Arabesk ömrünü tamamladı

Müzisyen ve yazar Selçuk Küpçük son birkaç yıldır, müzikal konulardan hareket ederek sosyolojik çözümlemeler yapıyor. Bu çözümlemelerini Müzik ve Teselli isimli kitabında bir araya getiren Küpçük, arabesk müziğin ömrünü tamamladığını ifade ediyor.

Arabesk ömrünü tamamladı

Arka Kapak, Vapur Edebiyat, Dergah, Granada, Yolcu, Zifir, Yarın gibi birçok dergide şiir, eleştiri ve müzik yazıları yayımlayan Selçuk Küpçük, son yıllarda müzikal konulardan hareket ederek sosyolojik çözümlemeler yapıyor. Bu çözümlemelerden oluşan Aşk ve Teselli kitabını Kopernik Kitap tarafından okuyucuyla buluşturan Küpçük ile musiki meselelerimizi konuştuk. Tanburi Cemil Bey´den Orhan Gencebay´a Türk modernleşmesinin müzik üzerinden toplumsal değişimini ortaya koymaya çalışan Küpçük, kitapta Ergüder Yoldaş´tan Cengiz Kurtoğlu´na, Ahmet Kaya´dan Bergen´e, İrfan Gürdal´dan Gündoğar´a, Sezen Aksu´dan,Birol Topaloğlu, Kazım Koyuncu´yla biçimlenen laz müziğine birçok ismi sosyolojik çözümlemeye tabi tutuyor.

DUYGUSAL KARŞILIĞI YOK

Ömründe bir tek Ferdi, Bergen, Esengül, Hüseyin Altın kaseti almamış, dinlememiş insanların şimdi herkesten fazla arabeskçi olduğunu söyleyen Küpçük, ?Buradan ikili bir okuma yapabiliriz. Birincisi arabeskin öyküsünü taşıyan toplumsal katman artık ekonomik, politik olarak merkezdedir. Tabi merkeze giden yolda dönüşmesi kaçınılmaz. Merkeze ait her şeye sahip olmanın tarihsel iştiyakıyla donanmış bu katmanın öyküsünü artık geleneksel arabesk taşıyamaz. Zaten eski arabesk müziği üretecek sosyoloji kalmadı. Kentte doğup merkeze ulaşmak için yola çıkan yeni çevreyi ise hiphop üzerinden çözümleyebiliriz belki. Merkezse kapı komşusu olan çevrenin iktidarına boyun eğmenin simgesel alanlarını üretiyor. Kendi öyküsünün anlatılmadığı filme yönelik abartılı ilginin duygusal bir kaşlığı yok bence. Ama merkez ve çevrenin pragmatik uyumu söz konusu. Merkez kendi kapısına dayanan öyküyü çabucak metalaştırabiliyor, çevreyse merkez tarafından görünüşte kabul edilmenin sarhoşluğunu yaşıyor. Sonuç olarak arabesk müzik ömrünü tamamlamıştır? diyor. 
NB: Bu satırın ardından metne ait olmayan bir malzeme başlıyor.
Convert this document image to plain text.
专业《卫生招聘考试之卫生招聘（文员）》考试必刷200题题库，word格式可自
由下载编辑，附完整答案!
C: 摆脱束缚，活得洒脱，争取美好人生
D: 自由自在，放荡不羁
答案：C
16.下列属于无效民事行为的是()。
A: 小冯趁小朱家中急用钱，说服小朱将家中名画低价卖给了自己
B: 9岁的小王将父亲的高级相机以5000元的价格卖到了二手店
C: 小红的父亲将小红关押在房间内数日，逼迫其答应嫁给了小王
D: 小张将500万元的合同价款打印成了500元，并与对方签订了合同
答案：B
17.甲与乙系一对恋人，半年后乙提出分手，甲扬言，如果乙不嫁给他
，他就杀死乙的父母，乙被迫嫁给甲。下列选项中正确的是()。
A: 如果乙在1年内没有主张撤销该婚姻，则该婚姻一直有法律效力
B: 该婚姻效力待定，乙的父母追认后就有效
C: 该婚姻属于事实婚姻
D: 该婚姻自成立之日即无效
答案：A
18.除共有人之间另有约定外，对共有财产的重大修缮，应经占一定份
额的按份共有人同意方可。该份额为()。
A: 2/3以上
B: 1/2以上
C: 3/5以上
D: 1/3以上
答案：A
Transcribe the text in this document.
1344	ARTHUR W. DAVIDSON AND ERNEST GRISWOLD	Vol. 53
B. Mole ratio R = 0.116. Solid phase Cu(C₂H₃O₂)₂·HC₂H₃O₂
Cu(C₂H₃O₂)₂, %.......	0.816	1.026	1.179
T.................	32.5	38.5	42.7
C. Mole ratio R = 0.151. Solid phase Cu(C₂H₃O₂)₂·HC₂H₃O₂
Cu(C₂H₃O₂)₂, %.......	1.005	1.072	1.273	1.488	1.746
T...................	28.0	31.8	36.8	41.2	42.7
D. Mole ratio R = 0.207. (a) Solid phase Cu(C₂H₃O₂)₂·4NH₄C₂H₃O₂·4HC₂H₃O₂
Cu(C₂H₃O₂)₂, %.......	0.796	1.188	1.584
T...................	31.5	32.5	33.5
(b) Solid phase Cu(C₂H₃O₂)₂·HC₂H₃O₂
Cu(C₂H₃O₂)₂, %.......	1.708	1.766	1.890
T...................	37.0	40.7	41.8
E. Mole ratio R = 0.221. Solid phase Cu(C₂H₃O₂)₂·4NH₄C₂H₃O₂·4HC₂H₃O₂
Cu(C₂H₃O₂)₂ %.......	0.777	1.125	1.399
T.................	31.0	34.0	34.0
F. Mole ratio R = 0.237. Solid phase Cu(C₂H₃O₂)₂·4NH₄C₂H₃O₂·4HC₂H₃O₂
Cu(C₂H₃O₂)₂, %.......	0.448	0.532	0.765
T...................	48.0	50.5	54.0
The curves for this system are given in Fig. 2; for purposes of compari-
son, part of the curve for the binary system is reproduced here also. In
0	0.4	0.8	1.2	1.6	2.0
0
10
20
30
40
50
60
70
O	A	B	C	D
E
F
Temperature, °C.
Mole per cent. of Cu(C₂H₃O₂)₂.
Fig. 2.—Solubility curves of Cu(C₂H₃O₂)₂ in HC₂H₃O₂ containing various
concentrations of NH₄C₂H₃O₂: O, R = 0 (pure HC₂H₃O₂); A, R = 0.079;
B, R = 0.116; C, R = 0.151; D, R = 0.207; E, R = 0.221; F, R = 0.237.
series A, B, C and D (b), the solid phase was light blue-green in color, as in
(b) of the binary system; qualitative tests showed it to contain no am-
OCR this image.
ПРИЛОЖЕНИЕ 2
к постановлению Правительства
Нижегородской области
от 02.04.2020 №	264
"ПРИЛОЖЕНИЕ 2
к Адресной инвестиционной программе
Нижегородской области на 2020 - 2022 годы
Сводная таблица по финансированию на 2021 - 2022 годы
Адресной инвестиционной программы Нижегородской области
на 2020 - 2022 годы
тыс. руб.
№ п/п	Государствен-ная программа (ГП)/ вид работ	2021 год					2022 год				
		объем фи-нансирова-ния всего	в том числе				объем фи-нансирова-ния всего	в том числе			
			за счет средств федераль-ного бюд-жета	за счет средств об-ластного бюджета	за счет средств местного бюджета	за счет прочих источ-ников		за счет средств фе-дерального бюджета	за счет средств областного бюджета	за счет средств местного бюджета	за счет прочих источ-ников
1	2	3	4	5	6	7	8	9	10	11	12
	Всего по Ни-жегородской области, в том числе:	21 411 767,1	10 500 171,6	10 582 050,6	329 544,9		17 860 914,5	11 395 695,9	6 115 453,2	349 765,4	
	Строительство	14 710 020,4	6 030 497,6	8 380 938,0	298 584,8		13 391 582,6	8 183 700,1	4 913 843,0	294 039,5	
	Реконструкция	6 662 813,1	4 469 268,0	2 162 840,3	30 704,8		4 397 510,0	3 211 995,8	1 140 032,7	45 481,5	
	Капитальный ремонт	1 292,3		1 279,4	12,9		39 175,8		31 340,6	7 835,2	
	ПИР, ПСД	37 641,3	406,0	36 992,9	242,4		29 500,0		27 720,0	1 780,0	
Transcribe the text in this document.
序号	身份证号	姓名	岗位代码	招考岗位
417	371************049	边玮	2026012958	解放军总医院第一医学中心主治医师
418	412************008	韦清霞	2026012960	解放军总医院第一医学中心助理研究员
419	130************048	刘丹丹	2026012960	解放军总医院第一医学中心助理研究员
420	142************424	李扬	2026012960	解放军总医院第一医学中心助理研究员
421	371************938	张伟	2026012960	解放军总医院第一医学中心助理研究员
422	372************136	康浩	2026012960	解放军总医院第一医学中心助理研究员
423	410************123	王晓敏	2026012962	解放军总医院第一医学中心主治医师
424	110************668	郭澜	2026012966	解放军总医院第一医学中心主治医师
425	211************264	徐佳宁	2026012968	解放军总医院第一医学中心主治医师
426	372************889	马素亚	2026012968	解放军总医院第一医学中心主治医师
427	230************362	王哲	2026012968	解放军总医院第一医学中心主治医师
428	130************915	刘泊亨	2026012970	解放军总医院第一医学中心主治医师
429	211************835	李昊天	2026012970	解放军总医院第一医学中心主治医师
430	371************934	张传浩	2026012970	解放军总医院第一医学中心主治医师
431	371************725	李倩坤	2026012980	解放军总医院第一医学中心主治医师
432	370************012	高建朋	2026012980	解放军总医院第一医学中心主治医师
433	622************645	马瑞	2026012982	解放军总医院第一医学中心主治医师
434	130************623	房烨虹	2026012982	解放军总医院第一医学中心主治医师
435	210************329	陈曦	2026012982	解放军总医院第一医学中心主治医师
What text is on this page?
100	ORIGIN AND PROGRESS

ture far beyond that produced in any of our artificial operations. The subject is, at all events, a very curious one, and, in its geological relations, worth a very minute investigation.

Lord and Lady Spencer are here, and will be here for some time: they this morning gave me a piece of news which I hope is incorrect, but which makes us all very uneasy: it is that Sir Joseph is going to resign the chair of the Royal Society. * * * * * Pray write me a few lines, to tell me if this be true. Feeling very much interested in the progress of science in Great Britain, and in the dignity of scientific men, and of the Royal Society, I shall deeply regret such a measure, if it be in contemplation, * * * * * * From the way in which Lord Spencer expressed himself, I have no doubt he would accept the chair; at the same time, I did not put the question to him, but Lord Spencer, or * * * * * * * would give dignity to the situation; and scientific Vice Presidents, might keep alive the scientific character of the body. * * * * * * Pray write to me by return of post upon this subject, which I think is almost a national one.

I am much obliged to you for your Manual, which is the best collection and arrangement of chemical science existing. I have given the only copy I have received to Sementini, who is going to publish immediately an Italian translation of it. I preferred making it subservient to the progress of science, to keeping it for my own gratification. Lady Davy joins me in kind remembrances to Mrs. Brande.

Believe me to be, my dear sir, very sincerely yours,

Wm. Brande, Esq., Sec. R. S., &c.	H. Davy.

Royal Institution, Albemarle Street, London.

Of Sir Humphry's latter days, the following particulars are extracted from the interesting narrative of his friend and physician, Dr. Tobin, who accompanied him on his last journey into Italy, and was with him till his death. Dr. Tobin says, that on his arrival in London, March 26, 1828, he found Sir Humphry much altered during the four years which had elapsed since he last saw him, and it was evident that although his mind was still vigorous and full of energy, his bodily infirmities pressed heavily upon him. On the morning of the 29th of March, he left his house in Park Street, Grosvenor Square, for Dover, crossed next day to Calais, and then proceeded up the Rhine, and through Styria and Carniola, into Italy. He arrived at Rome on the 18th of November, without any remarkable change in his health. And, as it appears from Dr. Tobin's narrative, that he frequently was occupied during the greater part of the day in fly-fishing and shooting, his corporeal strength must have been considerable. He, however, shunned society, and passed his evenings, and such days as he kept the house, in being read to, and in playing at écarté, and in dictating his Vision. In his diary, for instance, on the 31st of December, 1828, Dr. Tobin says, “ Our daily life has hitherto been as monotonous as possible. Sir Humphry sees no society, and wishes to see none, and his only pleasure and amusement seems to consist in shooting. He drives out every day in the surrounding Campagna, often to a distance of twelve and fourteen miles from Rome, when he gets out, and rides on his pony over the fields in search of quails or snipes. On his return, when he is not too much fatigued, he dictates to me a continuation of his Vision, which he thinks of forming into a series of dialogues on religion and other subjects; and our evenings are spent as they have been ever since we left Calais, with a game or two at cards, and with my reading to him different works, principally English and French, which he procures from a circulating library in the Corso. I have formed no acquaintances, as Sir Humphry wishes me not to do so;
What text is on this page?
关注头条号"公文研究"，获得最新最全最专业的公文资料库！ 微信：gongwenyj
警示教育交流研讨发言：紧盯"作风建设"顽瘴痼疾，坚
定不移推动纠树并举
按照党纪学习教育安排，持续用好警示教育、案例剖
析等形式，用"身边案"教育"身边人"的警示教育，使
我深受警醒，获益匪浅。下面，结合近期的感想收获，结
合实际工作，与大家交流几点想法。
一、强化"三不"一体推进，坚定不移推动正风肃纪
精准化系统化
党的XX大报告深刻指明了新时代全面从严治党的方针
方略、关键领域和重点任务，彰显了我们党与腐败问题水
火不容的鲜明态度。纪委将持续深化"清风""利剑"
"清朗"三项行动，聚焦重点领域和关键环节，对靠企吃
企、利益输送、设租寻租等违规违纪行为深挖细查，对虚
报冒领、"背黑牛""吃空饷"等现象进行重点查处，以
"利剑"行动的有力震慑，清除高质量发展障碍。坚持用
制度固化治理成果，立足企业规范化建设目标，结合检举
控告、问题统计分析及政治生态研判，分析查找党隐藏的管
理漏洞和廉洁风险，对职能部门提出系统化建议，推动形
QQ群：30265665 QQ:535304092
GENCEBAY RİTMİ HIZLANDIRDI

Küpçük, arabesk ve türkülerin şehirli yaşamın içine istenilen şekilde uyum sağlayabilmesiyle ilgili ?Kente bağlamasıyla gelen ozan burada yeni öykülerle karşılaştı. Yabancılaşmadan siyasallaşmaya daha önce bu insanların bilmediği öyküyü anlatmaksa artık türkünün yerleşik temasını, formunu aştı. Ayrıca kentteki hayatın ritmi de değiştiği için bu sosyolojik hıza karşılık gelen yeni bir müzik gerekiyordu. İşte Gencebay bu ritmi hızlandırdı ve duyulur hale getirdi. Uyum meselesinin ise karşılıklı olduğunu düşünüyorum. Kentle kır arasındaki istasyonu temsil eden arabesk toplumsal ?merkez´i anlamaya çalışırken, ?merkez´in çocuklarının da, türküleri keşfederek Anadolu pop/rock´la kırı anlamaya yöneldiğini iddia edebiliriz. Karşılıklı bir kimlik arayışı aslında. Müslüm Gürses´in Teoman, Ortaçgil şarkıları okuması, rock gruplarının Ferdi Tayfur, Ali Tekintüre şarkılarını yorumlaması bunun göstergesi.?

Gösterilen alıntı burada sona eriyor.